FINAL plans have been submitted for a £200m chemical plant on Teesside.

US group Huntsman is asking Redcar and Cleveland Borough Council for planning permission to build the world's largest polyethylene plant at Wilton.

The factory is expected to create 117 jobs and safeguard almost 750 more.

The company last night confirmed it had yet to agree a deal over the land it needs for the site, at the north-east end of the Wilton complex.

A spokesman for Huntsman said: "We are still in advanced negotiations to purchase the land at Wilton.

"We have lodged a planning application, which is still to be approved by Redcar and Cleveland Borough Council."

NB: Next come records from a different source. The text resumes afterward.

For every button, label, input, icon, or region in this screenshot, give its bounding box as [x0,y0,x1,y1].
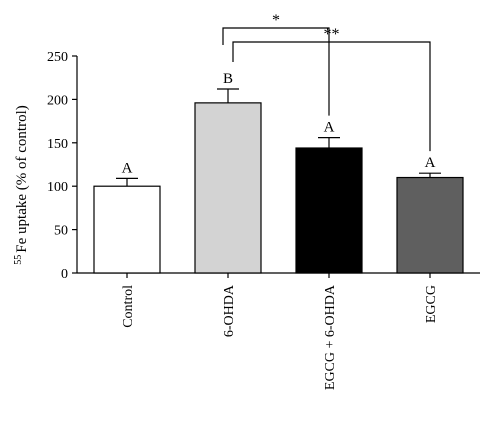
y-tick-label: 50 [54,224,68,239]
group-letter: A [425,155,436,171]
y-axis-label-superscript: 55 [13,255,24,265]
y-axis: 0 50 100 150 200 250 [47,50,78,282]
significance-label: * [272,12,280,29]
bar [295,147,363,274]
y-tick-label: 250 [47,50,68,65]
x-tick-label: 6-OHDA [222,284,237,337]
y-axis-label-text: Fe uptake (% of control) [14,105,30,252]
group-letters: A B A A [122,71,436,176]
y-tick-label: 0 [61,267,68,282]
bars [93,102,464,274]
significance-brackets: *** [222,12,431,152]
group-letter: A [324,120,335,136]
group-letter: A [122,160,133,176]
error-bars [116,88,441,187]
group-letter: B [223,71,233,87]
y-tick-label: 100 [47,180,68,195]
significance-label: ** [324,26,340,43]
x-axis: Control 6-OHDA EGCG + 6-OHDA EGCG [77,272,480,390]
significance-bracket [232,41,431,152]
x-tick-label: EGCG + 6-OHDA [323,284,338,390]
significance-bracket [222,27,330,116]
bar [194,102,262,274]
x-tick-label: Control [121,285,136,328]
bar [93,185,161,274]
y-tick-label: 200 [47,93,68,108]
bar [396,176,464,274]
y-tick-label: 150 [47,137,68,152]
y-axis-label: 55 Fe uptake (% of control) [13,105,31,264]
x-tick-label: EGCG [424,285,439,323]
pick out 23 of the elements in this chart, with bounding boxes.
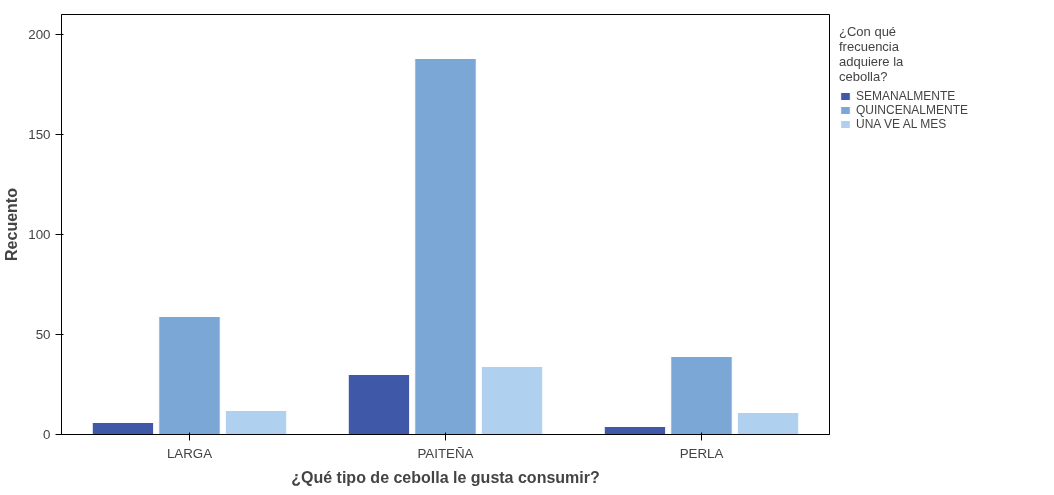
legend-label: QUINCENALMENTE — [856, 103, 969, 117]
bar — [91, 422, 155, 435]
y-tick-label: 0 — [43, 427, 51, 442]
y-tick-label: 50 — [35, 327, 51, 342]
y-tick-label: 100 — [28, 227, 51, 242]
bar — [158, 316, 221, 435]
x-axis-title: ¿Qué tipo de cebolla le gusta consumir? — [291, 468, 600, 486]
bar — [480, 366, 544, 435]
bar — [670, 356, 733, 435]
bar — [224, 410, 288, 435]
x-tick-label: PAITEÑA — [417, 445, 474, 461]
x-tick-label: PERLA — [679, 445, 724, 461]
legend-label: UNA VE AL MES — [856, 117, 947, 131]
bar — [603, 426, 667, 435]
legend-title: ¿Con qué frecuencia adquiere la cebolla? — [839, 24, 905, 84]
bar — [414, 58, 477, 435]
y-axis-title: Recuento — [3, 187, 21, 261]
bar — [736, 412, 800, 435]
y-tick-label: 150 — [28, 127, 51, 142]
bar — [347, 374, 411, 435]
legend-label: SEMANALMENTE — [856, 89, 956, 103]
x-tick-label: LARGA — [166, 445, 213, 461]
y-tick-label: 200 — [28, 27, 51, 42]
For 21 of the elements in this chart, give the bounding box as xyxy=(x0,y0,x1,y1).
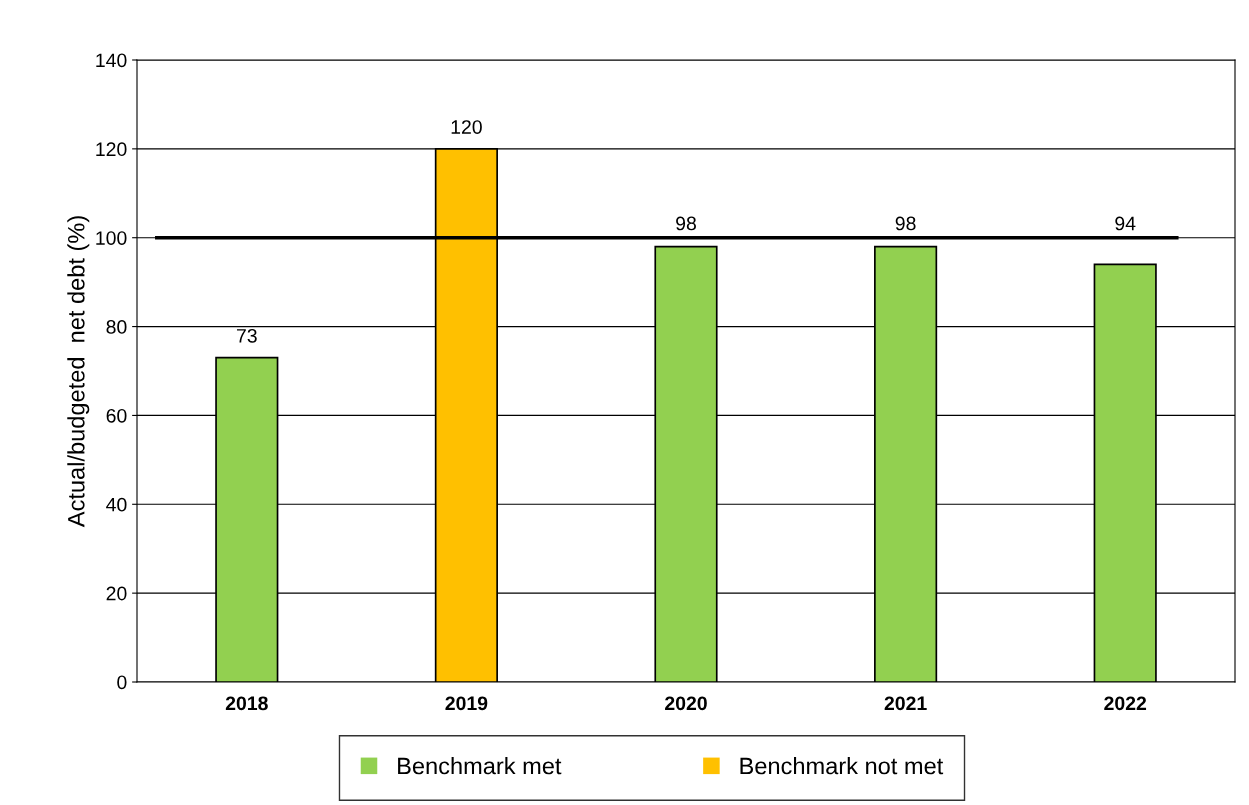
legend-label: Benchmark met xyxy=(398,756,562,775)
y-tick-label: 40 xyxy=(106,497,127,512)
x-tick-label: 2020 xyxy=(665,696,707,711)
data-label: 98 xyxy=(895,216,916,231)
y-tick-label: 60 xyxy=(106,408,127,423)
data-label: 98 xyxy=(676,216,696,231)
data-label: 120 xyxy=(451,120,482,134)
y-tick-label: 100 xyxy=(96,231,127,245)
data-label: 94 xyxy=(1115,216,1136,231)
y-tick-label: 0 xyxy=(117,675,127,690)
x-tick-label: 2019 xyxy=(445,696,488,711)
x-tick-label: 2022 xyxy=(1104,696,1147,711)
data-label: 73 xyxy=(236,328,257,343)
x-tick-label: 2021 xyxy=(884,696,927,711)
y-tick-label: 120 xyxy=(96,142,127,157)
legend-label: Benchmark not met xyxy=(740,756,944,775)
x-tick-label: 2018 xyxy=(225,696,268,711)
y-axis-title: Actual/budgeted net debt (%) xyxy=(67,216,90,528)
y-tick-label: 80 xyxy=(106,320,127,334)
y-tick-label: 140 xyxy=(96,53,127,68)
y-tick-label: 20 xyxy=(106,586,127,601)
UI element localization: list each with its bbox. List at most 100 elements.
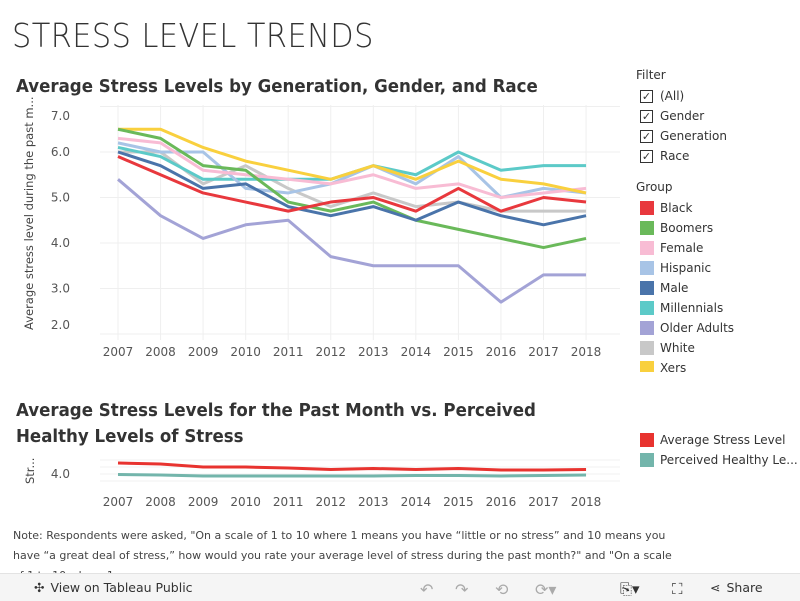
charts-svg: 2007 2008 2009 2010 2011 2012 2013 2014 2015 2016… — [22, 96, 620, 509]
filter-checkbox[interactable]: ✓ (All) — [640, 88, 684, 104]
y-axis-label: Average stress level during the past m..… — [22, 96, 36, 330]
legend-item[interactable]: Boomers — [640, 220, 713, 236]
y-tick-label: 6.0 — [51, 145, 70, 159]
y-tick-label: 4.0 — [51, 236, 70, 250]
series-line-xers — [118, 127, 587, 195]
x-tick-label: 2012 — [315, 495, 346, 509]
x-tick-label: 2011 — [273, 345, 304, 359]
legend-swatch — [640, 281, 654, 295]
y-axis-label: Str... — [23, 458, 37, 484]
legend-label: Hispanic — [660, 261, 712, 275]
x-tick-label: 2018 — [571, 345, 602, 359]
filter-label: Gender — [660, 109, 705, 123]
x-tick-label: 2014 — [401, 345, 432, 359]
y-tick-label: 3.0 — [51, 282, 70, 296]
revert-icon[interactable]: ⟲ — [495, 580, 509, 599]
legend-item[interactable]: Millennials — [640, 300, 723, 316]
checkbox-checked-icon: ✓ — [640, 149, 653, 163]
legend-item[interactable]: Hispanic — [640, 260, 711, 276]
series-line — [117, 473, 587, 478]
note-text: Note: Respondents were asked, "On a scal… — [13, 529, 672, 582]
legend-swatch — [640, 453, 654, 467]
x-tick-label: 2007 — [103, 345, 134, 359]
chart2-title: Average Stress Levels for the Past Month… — [16, 401, 536, 447]
x-tick-label: 2009 — [188, 345, 219, 359]
toolbar: ✣ View on Tableau Public ↶ ↷ ⟲ ⟳▾ ⎘▾ ⛶ ⋖ S… — [0, 573, 800, 601]
filter-checkbox[interactable]: ✓ Gender — [640, 108, 704, 124]
x-tick-label: 2012 — [315, 345, 346, 359]
x-tick-label: 2007 — [103, 495, 134, 509]
x-tick-label: 2009 — [188, 495, 219, 509]
download-icon[interactable]: ⎘▾ — [620, 580, 640, 598]
chart1: 2007 2008 2009 2010 2011 2012 2013 2014 2015 2016… — [22, 96, 620, 359]
filter-label: (All) — [660, 89, 685, 103]
x-tick-label: 2016 — [486, 495, 517, 509]
series-line — [117, 461, 587, 472]
view-on-tableau-button[interactable]: ✣ View on Tableau Public — [34, 580, 193, 595]
legend-swatch — [640, 321, 654, 335]
checkbox-checked-icon: ✓ — [640, 129, 653, 143]
share-icon: ⋖ — [710, 580, 721, 595]
x-tick-label: 2017 — [528, 345, 559, 359]
x-tick-label: 2013 — [358, 345, 389, 359]
series-line-male — [117, 150, 587, 227]
x-tick-label: 2016 — [486, 345, 517, 359]
filter-checkbox[interactable]: ✓ Generation — [640, 128, 727, 144]
legend-item[interactable]: Average Stress Level — [640, 432, 785, 448]
series-line-older-adults — [117, 178, 587, 304]
y-tick-label: 2.0 — [51, 318, 70, 332]
chart2: 2007 2008 2009 2010 2011 2012 2013 2014 2015 2016… — [23, 458, 620, 509]
tableau-logo-icon: ✣ — [34, 580, 45, 595]
y-tick-label: 4.0 — [51, 467, 70, 481]
legend-label: Millennials — [660, 301, 724, 315]
legend-item[interactable]: Perceived Healthy Le... — [640, 452, 798, 468]
legend-swatch — [640, 301, 654, 315]
legend-swatch — [640, 433, 654, 447]
filter-label: Race — [660, 149, 690, 163]
x-tick-label: 2008 — [145, 345, 176, 359]
x-tick-label: 2017 — [528, 495, 559, 509]
x-tick-label: 2013 — [358, 495, 389, 509]
legend-item[interactable]: Xers — [640, 360, 686, 372]
legend-label: Older Adults — [660, 321, 735, 335]
fullscreen-icon[interactable]: ⛶ — [672, 580, 683, 598]
legend-item[interactable]: Older Adults — [640, 320, 734, 336]
share-button[interactable]: ⋖ Share — [710, 580, 763, 595]
legend-label: Black — [660, 201, 693, 215]
legend-swatch — [640, 361, 654, 372]
x-tick-label: 2015 — [443, 495, 474, 509]
legend-label: Perceived Healthy Le... — [660, 453, 798, 467]
legend-label: Xers — [660, 361, 687, 372]
x-tick-label: 2014 — [401, 495, 432, 509]
checkbox-checked-icon: ✓ — [640, 109, 653, 123]
share-label: Share — [726, 580, 763, 595]
x-tick-label: 2008 — [145, 495, 176, 509]
x-tick-label: 2010 — [230, 345, 261, 359]
legend-item[interactable]: Black — [640, 200, 692, 216]
checkbox-checked-icon: ✓ — [640, 89, 653, 103]
x-tick-label: 2011 — [273, 495, 304, 509]
chart1-title: Average Stress Levels by Generation, Gen… — [16, 77, 538, 97]
legend-label: Average Stress Level — [660, 433, 786, 447]
x-tick-label: 2010 — [230, 495, 261, 509]
filter-checkbox[interactable]: ✓ Race — [640, 148, 689, 164]
legend-swatch — [640, 241, 654, 255]
page-title: STRESS LEVEL TRENDS — [12, 16, 374, 55]
legend-item[interactable]: Female — [640, 240, 703, 256]
series-line-boomers — [117, 127, 587, 250]
redo-icon[interactable]: ↷ — [455, 580, 469, 599]
legend-item[interactable]: Male — [640, 280, 688, 296]
x-tick-label: 2015 — [443, 345, 474, 359]
group-legend-title: Group — [636, 180, 673, 194]
refresh-icon[interactable]: ⟳▾ — [535, 580, 557, 599]
legend-swatch — [640, 221, 654, 235]
legend-swatch — [640, 261, 654, 275]
legend-label: Male — [660, 281, 689, 295]
undo-icon[interactable]: ↶ — [420, 580, 434, 599]
filter-label: Generation — [660, 129, 727, 143]
legend-item[interactable]: White — [640, 340, 695, 356]
legend-swatch — [640, 341, 654, 355]
legend-label: Female — [660, 241, 704, 255]
series-line-female — [117, 136, 587, 199]
filter-title: Filter — [636, 68, 666, 82]
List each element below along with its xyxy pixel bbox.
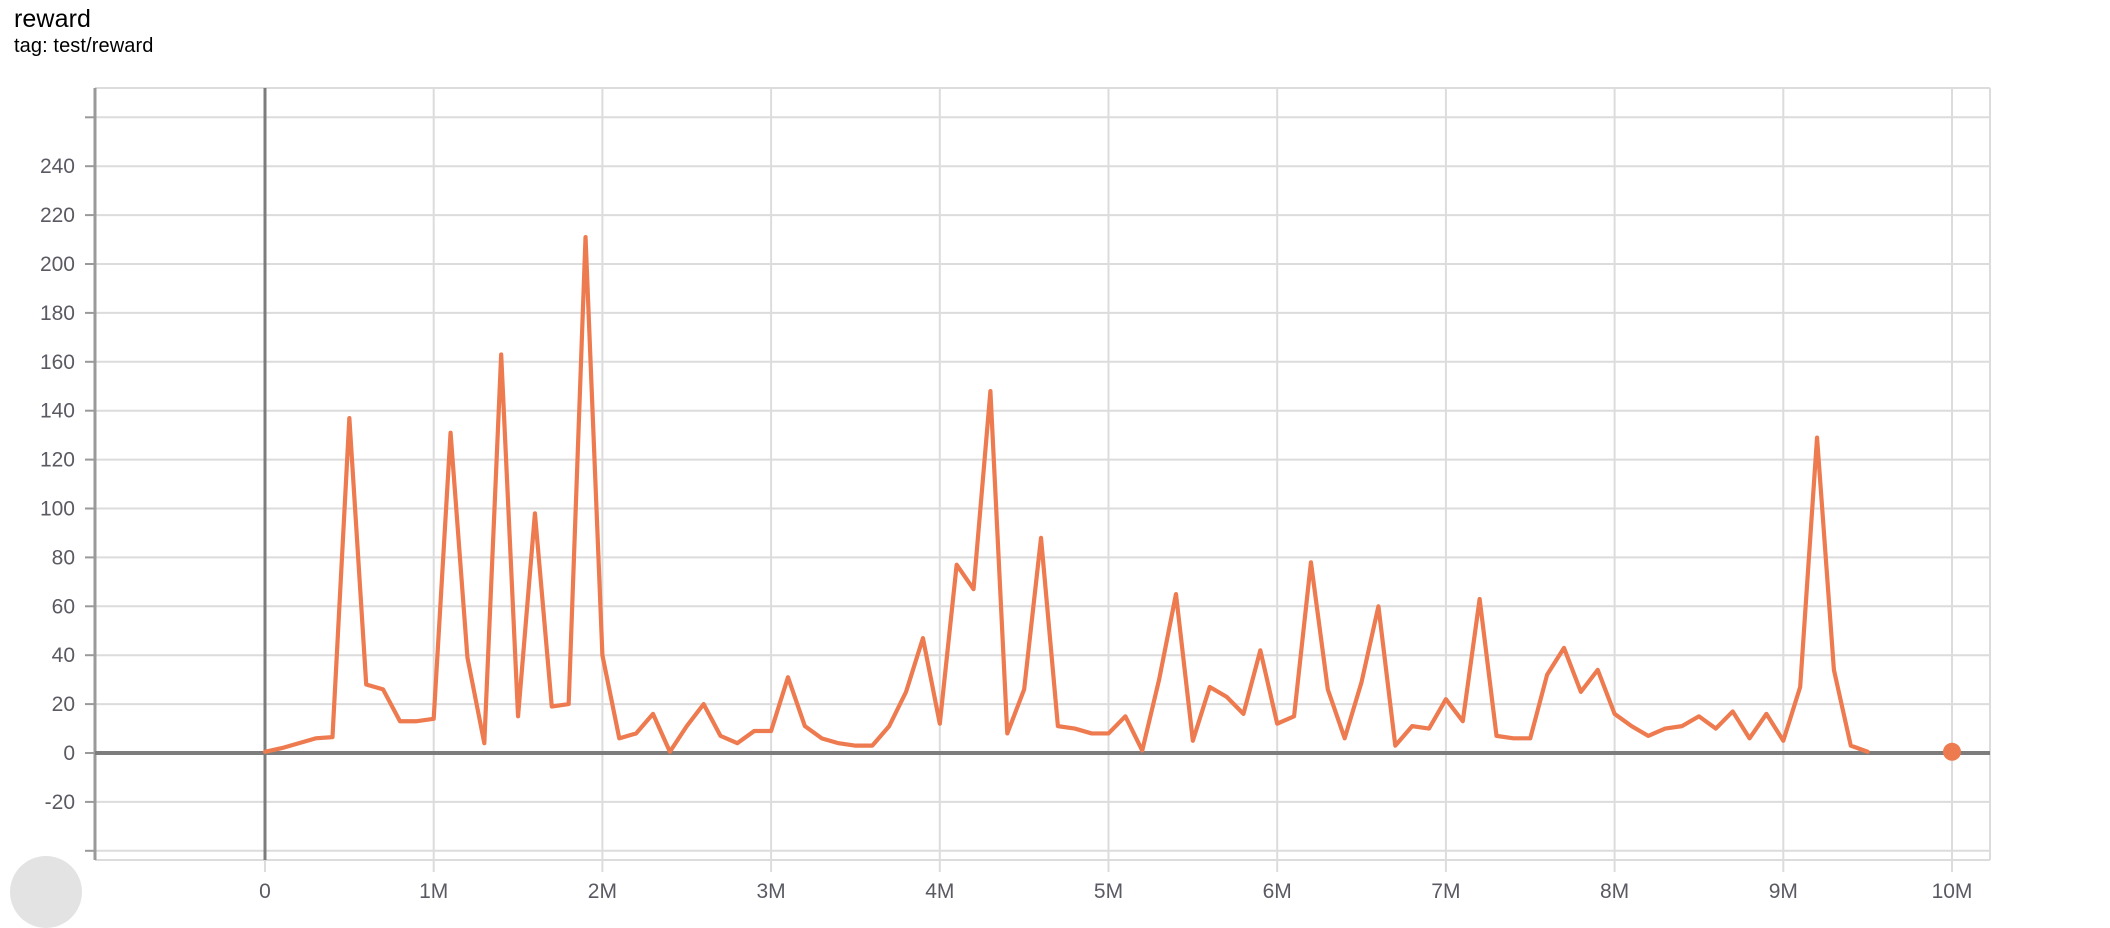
y-tick-label: -20 xyxy=(45,791,75,814)
x-tick-marks xyxy=(264,860,1953,872)
y-tick-label: 100 xyxy=(40,498,75,521)
y-tick-label: 120 xyxy=(40,449,75,472)
x-tick-label: 8M xyxy=(1600,880,1629,898)
chart-tag-label: tag: test/reward xyxy=(14,35,154,57)
y-tick-label: 20 xyxy=(52,693,75,716)
gridlines-horizontal xyxy=(95,87,1990,861)
page-title: reward xyxy=(14,5,92,33)
y-tick-label: 200 xyxy=(40,253,75,276)
y-tick-label: 140 xyxy=(40,400,75,423)
corner-decoration-circle xyxy=(10,856,82,928)
x-tick-label: 4M xyxy=(925,880,954,898)
x-tick-label: 1M xyxy=(419,880,448,898)
chart-header: reward tag: test/reward xyxy=(14,4,614,58)
y-tick-marks xyxy=(85,116,95,852)
y-tick-label: 240 xyxy=(40,155,75,178)
x-tick-label: 2M xyxy=(588,880,617,898)
y-tick-label: 80 xyxy=(52,546,75,569)
x-tick-label: 0 xyxy=(259,880,271,898)
x-tick-label: 5M xyxy=(1094,880,1123,898)
y-tick-label: 40 xyxy=(52,644,75,667)
y-tick-label: 220 xyxy=(40,204,75,227)
y-tick-label: 180 xyxy=(40,302,75,325)
y-tick-label: 0 xyxy=(63,742,75,765)
x-tick-label: 9M xyxy=(1769,880,1798,898)
endpoint-data-point-marker[interactable] xyxy=(1943,742,1961,761)
data-series-group[interactable] xyxy=(262,235,1870,754)
plot-area[interactable]: 240 220 200 180 160 140 120 100 80 60 40 20 0 -20 0 1M… xyxy=(0,0,2110,898)
x-axis-tick-labels: 0 1M 2M 3M 4M 5M 6M 7M 8M 9M 10M xyxy=(259,880,1972,898)
x-tick-label: 7M xyxy=(1431,880,1460,898)
series-line-test-reward[interactable] xyxy=(262,235,1870,754)
y-tick-label: 60 xyxy=(52,595,75,618)
endpoint-marker-group[interactable] xyxy=(1943,742,1961,761)
axis-lines xyxy=(93,88,1990,860)
y-tick-label: 160 xyxy=(40,351,75,374)
x-tick-label: 3M xyxy=(757,880,786,898)
x-tick-label: 6M xyxy=(1263,880,1292,898)
x-tick-label: 10M xyxy=(1932,880,1973,898)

The council has promised to carry out a full environmental impact survey and warned it could be several months before members vote on the proposal.

But Huntsman chief executive Peter Huntsman is optimistic and has already ordered £50m of equipment for the site.

The polyethylene plant will produce 400,000 tonnes a year of low density polyethylene, used in packaging.

It will turn the UK from a net importer to an exporter of the product.

The plant will cost £180m, with a further £20m for logistics and infrastructure. It has been supported by a £16.5m Government grant.

Huntsman said last September that it expected the plant to be operating by autumn 2007.

It has bought a technology licence from ExxonMobil Chemical to use some of the company's products.